VwGH Ra 2016/06/0118

VwGHRa 2016/06/01185.10.2016

Der Verwaltungsgerichtshof hat durch den Vorsitzenden Senatspräsident Dr. Pallitsch und die Hofrätinnen Dr. Bayjones und Mag. Rehak als Richter, unter Mitwirkung der Schriftführerin MMag. Lehner, über die Revision 1. der E W, 2. des K W und

3. des M W, alle in I, alle vertreten durch Dr.
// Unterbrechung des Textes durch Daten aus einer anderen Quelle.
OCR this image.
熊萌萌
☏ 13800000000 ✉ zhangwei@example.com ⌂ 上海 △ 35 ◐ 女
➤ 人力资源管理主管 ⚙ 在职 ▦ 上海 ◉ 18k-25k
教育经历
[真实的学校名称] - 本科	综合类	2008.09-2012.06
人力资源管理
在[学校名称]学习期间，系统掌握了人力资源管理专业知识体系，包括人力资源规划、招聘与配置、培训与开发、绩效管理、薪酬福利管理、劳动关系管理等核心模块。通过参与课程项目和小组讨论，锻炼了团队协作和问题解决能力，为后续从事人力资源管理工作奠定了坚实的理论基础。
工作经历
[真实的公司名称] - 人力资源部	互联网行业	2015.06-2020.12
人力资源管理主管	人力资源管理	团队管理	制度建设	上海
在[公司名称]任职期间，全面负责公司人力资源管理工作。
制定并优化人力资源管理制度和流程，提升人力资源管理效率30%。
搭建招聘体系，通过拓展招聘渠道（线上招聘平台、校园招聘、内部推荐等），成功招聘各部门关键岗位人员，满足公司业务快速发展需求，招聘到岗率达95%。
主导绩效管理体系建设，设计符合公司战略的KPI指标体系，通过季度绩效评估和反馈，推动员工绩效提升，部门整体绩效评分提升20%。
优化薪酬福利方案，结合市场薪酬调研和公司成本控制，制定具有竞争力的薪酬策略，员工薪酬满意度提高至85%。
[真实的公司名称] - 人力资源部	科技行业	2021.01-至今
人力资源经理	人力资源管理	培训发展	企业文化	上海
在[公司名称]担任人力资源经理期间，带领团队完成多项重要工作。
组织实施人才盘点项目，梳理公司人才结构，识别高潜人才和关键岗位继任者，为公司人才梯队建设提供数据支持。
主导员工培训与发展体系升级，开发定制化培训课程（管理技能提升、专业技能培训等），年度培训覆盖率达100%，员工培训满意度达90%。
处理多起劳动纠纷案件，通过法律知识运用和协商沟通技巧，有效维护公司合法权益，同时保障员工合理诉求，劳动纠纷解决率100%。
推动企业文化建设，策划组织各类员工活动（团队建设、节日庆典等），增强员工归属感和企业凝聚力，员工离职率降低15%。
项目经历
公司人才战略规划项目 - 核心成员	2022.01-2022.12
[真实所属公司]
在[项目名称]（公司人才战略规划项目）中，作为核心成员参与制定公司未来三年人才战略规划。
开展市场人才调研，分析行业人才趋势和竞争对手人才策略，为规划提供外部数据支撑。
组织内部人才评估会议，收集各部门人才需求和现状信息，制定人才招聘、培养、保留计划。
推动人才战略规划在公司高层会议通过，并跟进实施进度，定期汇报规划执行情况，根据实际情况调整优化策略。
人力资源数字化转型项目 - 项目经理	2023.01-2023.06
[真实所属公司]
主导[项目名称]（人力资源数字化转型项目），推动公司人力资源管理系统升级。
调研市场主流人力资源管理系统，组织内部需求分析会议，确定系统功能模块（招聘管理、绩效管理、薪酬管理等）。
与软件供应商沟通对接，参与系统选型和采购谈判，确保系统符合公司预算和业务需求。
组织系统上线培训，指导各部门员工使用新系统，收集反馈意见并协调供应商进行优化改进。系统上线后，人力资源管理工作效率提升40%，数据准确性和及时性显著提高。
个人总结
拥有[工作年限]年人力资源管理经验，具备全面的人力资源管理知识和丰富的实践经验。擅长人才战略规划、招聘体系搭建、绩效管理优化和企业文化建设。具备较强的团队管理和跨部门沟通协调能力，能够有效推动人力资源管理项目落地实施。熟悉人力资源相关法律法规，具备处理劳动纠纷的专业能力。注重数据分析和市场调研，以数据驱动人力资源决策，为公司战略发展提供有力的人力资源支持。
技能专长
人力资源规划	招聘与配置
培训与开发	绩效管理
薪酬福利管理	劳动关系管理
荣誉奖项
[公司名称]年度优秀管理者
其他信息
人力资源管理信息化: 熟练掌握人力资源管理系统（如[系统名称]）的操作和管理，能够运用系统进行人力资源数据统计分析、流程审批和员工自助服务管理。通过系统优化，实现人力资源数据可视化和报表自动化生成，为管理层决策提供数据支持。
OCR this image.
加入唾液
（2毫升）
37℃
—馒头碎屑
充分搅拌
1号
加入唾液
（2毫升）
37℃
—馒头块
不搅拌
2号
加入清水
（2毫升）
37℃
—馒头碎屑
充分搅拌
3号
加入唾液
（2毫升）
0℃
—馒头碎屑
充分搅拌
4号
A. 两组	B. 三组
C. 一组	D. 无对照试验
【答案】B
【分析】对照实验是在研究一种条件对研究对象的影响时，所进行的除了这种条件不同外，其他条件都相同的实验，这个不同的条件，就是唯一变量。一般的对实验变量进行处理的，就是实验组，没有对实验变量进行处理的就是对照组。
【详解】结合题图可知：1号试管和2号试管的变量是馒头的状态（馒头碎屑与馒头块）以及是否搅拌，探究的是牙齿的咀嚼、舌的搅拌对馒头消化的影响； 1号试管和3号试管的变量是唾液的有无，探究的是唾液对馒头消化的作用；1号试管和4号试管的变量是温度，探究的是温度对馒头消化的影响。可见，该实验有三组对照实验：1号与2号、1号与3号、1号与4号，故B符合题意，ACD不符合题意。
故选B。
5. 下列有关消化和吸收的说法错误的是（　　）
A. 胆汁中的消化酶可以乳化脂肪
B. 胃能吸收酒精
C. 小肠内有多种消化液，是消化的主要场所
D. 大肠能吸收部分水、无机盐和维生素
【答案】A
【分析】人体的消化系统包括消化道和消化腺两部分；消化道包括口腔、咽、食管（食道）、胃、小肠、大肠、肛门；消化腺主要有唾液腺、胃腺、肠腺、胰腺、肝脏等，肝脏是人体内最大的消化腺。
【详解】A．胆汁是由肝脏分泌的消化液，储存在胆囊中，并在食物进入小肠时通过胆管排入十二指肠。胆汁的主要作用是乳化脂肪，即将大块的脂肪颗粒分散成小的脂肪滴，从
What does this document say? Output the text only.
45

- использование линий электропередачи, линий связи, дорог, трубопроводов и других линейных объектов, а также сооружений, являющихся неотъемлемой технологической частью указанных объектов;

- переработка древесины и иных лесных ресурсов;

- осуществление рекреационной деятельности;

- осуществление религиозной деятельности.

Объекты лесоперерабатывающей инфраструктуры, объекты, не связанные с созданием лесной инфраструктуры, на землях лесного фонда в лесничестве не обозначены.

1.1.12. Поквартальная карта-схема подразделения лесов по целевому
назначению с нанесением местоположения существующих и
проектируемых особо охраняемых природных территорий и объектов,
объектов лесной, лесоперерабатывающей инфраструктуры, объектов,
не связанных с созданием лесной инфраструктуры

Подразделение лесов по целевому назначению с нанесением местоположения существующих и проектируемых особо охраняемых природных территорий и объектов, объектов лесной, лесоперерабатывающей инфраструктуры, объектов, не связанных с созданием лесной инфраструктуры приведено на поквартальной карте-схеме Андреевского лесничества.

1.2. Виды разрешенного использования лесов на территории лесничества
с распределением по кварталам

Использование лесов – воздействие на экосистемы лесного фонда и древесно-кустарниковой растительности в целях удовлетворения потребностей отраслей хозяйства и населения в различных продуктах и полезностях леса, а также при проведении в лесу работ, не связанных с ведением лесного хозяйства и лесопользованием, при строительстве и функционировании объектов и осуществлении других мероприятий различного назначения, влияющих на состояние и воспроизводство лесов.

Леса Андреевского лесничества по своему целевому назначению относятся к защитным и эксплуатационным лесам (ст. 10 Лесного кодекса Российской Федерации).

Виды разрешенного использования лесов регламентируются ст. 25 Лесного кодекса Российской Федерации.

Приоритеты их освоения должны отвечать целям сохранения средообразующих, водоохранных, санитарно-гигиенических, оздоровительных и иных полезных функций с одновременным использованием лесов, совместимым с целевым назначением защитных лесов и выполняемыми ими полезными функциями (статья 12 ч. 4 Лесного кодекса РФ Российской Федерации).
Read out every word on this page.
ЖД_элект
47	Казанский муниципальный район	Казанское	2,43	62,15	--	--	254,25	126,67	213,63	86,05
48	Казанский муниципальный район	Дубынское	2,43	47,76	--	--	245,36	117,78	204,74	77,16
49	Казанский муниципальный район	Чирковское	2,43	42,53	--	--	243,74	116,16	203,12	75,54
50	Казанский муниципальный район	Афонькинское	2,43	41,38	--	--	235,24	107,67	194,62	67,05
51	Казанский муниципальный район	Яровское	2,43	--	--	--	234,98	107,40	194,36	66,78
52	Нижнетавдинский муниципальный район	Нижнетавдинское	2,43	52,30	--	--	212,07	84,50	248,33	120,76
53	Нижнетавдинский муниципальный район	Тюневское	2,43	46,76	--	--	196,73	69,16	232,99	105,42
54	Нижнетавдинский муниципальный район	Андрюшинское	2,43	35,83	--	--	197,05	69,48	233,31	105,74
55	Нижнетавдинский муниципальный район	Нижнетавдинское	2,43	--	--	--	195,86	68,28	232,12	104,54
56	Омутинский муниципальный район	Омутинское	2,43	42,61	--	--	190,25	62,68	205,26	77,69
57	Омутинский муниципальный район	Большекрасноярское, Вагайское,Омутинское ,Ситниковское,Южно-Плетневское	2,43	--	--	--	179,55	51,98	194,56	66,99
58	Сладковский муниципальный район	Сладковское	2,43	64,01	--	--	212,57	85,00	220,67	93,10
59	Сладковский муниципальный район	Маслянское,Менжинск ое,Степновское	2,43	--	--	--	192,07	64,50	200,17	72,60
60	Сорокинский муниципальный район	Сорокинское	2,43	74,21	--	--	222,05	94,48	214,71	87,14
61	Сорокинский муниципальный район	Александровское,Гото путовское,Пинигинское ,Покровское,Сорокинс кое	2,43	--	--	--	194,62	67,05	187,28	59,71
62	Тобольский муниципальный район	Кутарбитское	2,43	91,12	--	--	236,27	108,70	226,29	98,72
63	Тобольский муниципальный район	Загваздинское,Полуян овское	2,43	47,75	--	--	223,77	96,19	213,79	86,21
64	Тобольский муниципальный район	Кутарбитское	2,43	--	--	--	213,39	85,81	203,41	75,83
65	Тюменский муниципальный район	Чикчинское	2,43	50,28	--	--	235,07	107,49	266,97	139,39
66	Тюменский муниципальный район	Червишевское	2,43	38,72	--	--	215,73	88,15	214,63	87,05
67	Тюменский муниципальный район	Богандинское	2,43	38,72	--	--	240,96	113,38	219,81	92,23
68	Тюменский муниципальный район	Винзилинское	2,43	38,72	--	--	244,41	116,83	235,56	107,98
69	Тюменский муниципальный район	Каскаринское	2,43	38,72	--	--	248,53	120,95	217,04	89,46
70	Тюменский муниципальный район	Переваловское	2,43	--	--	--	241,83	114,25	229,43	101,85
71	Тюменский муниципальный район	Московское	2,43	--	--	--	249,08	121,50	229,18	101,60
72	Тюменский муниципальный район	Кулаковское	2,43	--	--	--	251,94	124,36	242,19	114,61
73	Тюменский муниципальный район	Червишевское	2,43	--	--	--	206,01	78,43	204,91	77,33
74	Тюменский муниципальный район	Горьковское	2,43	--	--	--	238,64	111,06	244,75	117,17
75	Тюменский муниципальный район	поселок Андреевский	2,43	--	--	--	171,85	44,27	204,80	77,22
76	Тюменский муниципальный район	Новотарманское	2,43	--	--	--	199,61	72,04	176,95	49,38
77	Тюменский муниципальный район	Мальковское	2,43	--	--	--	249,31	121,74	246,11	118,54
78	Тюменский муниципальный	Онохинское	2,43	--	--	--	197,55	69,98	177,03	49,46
Axel Fuith, Rechtsanwalt in 6020 Innsbruck, Tschurtschenthalerstraße 4a, gegen das Erkenntnis des Landesverwaltungsgerichtes Tirol vom 25. Juli 2016, Zl. LVwG-2016/22/0950-5, betreffend einen Beseitigungsauftrag (belangte Behörde vor dem Landesverwaltungsgericht: Stadtrat der Stadtgemeinde Imst; weitere Partei: Tiroler Landesregierung), den Beschluss gefasst:

Normen

BauO Tir 2011 §28 Abs1;
B-VG Art133 Abs4;
VwGG §28 Abs3;
VwGG §34 Abs1;
BauO Tir 2011 §28 Abs1;
B-VG Art133 Abs4;
VwGG §28 Abs3;
VwGG §34 Abs1;

 

Spruch:

Die Revision wird zurückgewiesen.

Begründung

1 Nach Art. 133 Abs. 4 B-VG ist gegen ein Erkenntnis des Verwaltungsgerichtes die Revision zulässig, wenn sie von der Lösung einer Rechtsfrage abhängt, der grundsätzliche Bedeutung zukommt, insbesondere weil das Erkenntnis von der Rechtsprechung des Verwaltungsgerichtshofes abweicht, eine solche Rechtsprechung fehlt oder die zu lösende Rechtsfrage in der bisherigen Rechtsprechung des Verwaltungsgerichtshofes nicht einheitlich beantwortet wird. Auf Beschlüsse der Verwaltungsgerichte ist Art. 133 Abs. 4 B-VG sinngemäß anzuwenden (Art. 133 Abs. 9 B-VG).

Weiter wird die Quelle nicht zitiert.